You say later that if you bring this up he'll likely distance himself with you. Has he done that before? Given you the silent treatment? withheld affection? turned cold? That's another form of control - it teaches you not to bring things like this up, and by the sounds of it you are learning fast. You also talk about putting up emotional walls, they are to keep you out and to punish you, he knows you crave emotional closeness and those walls keep you in your place. They make you behave 'better'.

I'd be really worried if i was you OP, you don't trust this man and have been checking up on him on more than one occasion - I would go with your gut.
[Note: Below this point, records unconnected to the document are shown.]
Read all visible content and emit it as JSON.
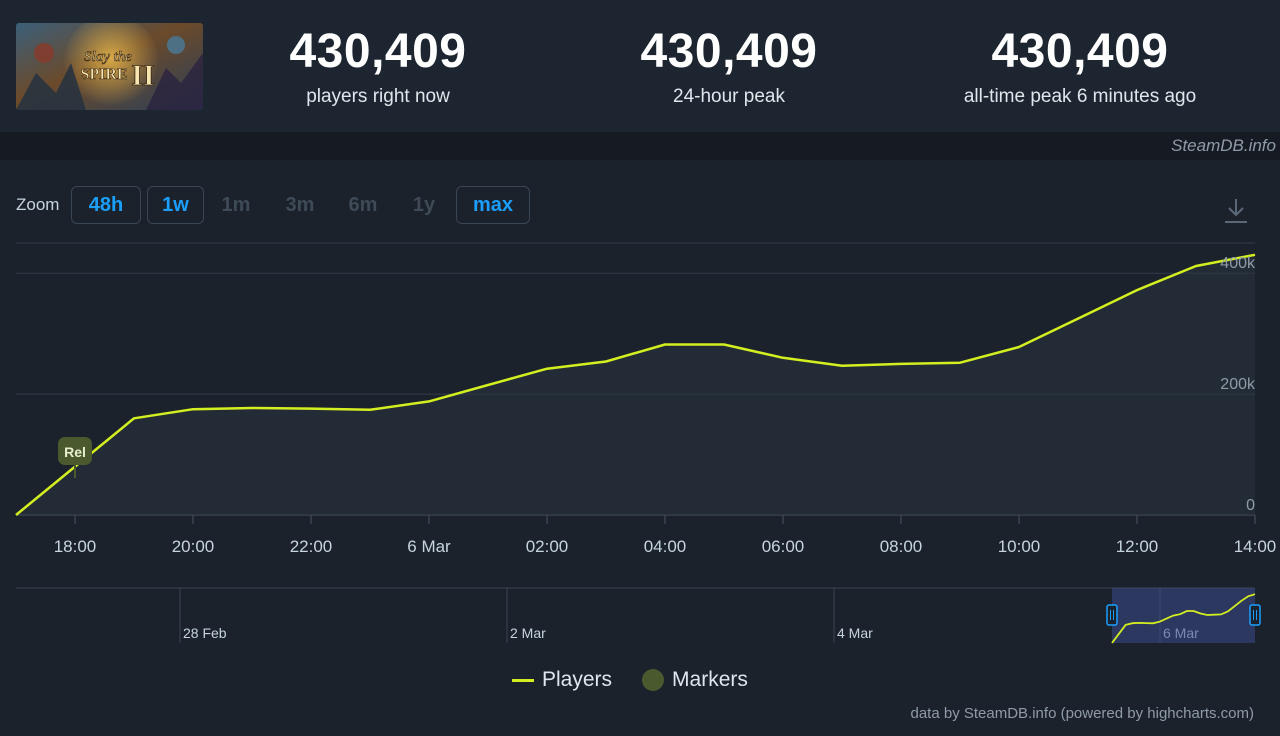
{
  "header": {
    "game_art": {
      "title_line1": "Slay the",
      "title_line2": "SPIRE",
      "numeral": "II"
    },
    "stats": [
      {
        "value": "430,409",
        "label": "players right now"
      },
      {
        "value": "430,409",
        "label": "24-hour peak"
      },
      {
        "value": "430,409",
        "label": "all-time peak 6 minutes ago"
      }
    ],
    "brand": "SteamDB.info"
  },
  "zoom": {
    "label": "Zoom",
    "buttons": [
      {
        "label": "48h",
        "active": true
      },
      {
        "label": "1w",
        "active": true
      },
      {
        "label": "1m",
        "active": false
      },
      {
        "label": "3m",
        "active": false
      },
      {
        "label": "6m",
        "active": false
      },
      {
        "label": "1y",
        "active": false
      },
      {
        "label": "max",
        "active": true
      }
    ],
    "download_icon": "download-icon"
  },
  "chart_data": {
    "type": "line",
    "title": "",
    "xlabel": "",
    "ylabel": "",
    "ylim": [
      0,
      420000
    ],
    "y_ticks": [
      {
        "value": 0,
        "label": "0"
      },
      {
        "value": 200000,
        "label": "200k"
      },
      {
        "value": 400000,
        "label": "400k"
      }
    ],
    "x_hours_ticks": [
      {
        "hour": 18,
        "label": "18:00"
      },
      {
        "hour": 20,
        "label": "20:00"
      },
      {
        "hour": 22,
        "label": "22:00"
      },
      {
        "hour": 24,
        "label": "6 Mar"
      },
      {
        "hour": 26,
        "label": "02:00"
      },
      {
        "hour": 28,
        "label": "04:00"
      },
      {
        "hour": 30,
        "label": "06:00"
      },
      {
        "hour": 32,
        "label": "08:00"
      },
      {
        "hour": 34,
        "label": "10:00"
      },
      {
        "hour": 36,
        "label": "12:00"
      },
      {
        "hour": 38,
        "label": "14:00"
      }
    ],
    "series": [
      {
        "name": "Players",
        "color": "#d4ef20",
        "points": [
          {
            "hour": 17.0,
            "value": 0
          },
          {
            "hour": 18.0,
            "value": 80000
          },
          {
            "hour": 19.0,
            "value": 160000
          },
          {
            "hour": 20.0,
            "value": 175000
          },
          {
            "hour": 21.0,
            "value": 177000
          },
          {
            "hour": 22.0,
            "value": 176000
          },
          {
            "hour": 23.0,
            "value": 174000
          },
          {
            "hour": 24.0,
            "value": 188000
          },
          {
            "hour": 25.0,
            "value": 215000
          },
          {
            "hour": 26.0,
            "value": 242000
          },
          {
            "hour": 27.0,
            "value": 254000
          },
          {
            "hour": 28.0,
            "value": 282000
          },
          {
            "hour": 29.0,
            "value": 282000
          },
          {
            "hour": 30.0,
            "value": 260000
          },
          {
            "hour": 31.0,
            "value": 247000
          },
          {
            "hour": 32.0,
            "value": 250000
          },
          {
            "hour": 33.0,
            "value": 252000
          },
          {
            "hour": 34.0,
            "value": 278000
          },
          {
            "hour": 35.0,
            "value": 325000
          },
          {
            "hour": 36.0,
            "value": 372000
          },
          {
            "hour": 37.0,
            "value": 412000
          },
          {
            "hour": 38.0,
            "value": 430409
          }
        ]
      }
    ],
    "markers": [
      {
        "hour": 18.0,
        "label": "Rel"
      }
    ],
    "navigator": {
      "ticks": [
        "28 Feb",
        "2 Mar",
        "4 Mar",
        "6 Mar"
      ]
    },
    "legend": {
      "items": [
        {
          "name": "Players",
          "color": "#d4ef20"
        },
        {
          "name": "Markers",
          "color": "#4b5a2e"
        }
      ],
      "placement": "bottom-center"
    },
    "grid": true
  },
  "credits": "data by SteamDB.info (powered by highcharts.com)"
}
I think you are vulnerable due to your past and don't have great boundaries, having a baby with him makes you even more vulnerable, more dependent on him.

Do you have a lot of support around you? Family and friends? Please don't let yourself become isolated so you become even more dependent on him. Just be careful OP, I really don't think this is a good man, please keep your eyes open and keep support around you.

SmileWithADimple · 11/01/2023 16:10

I agree with pp that buying presents for porn stars seems worse than this because it was when you were together. This is years before you met, I would try to put it behind you although obviously it's not a nice thing to find out.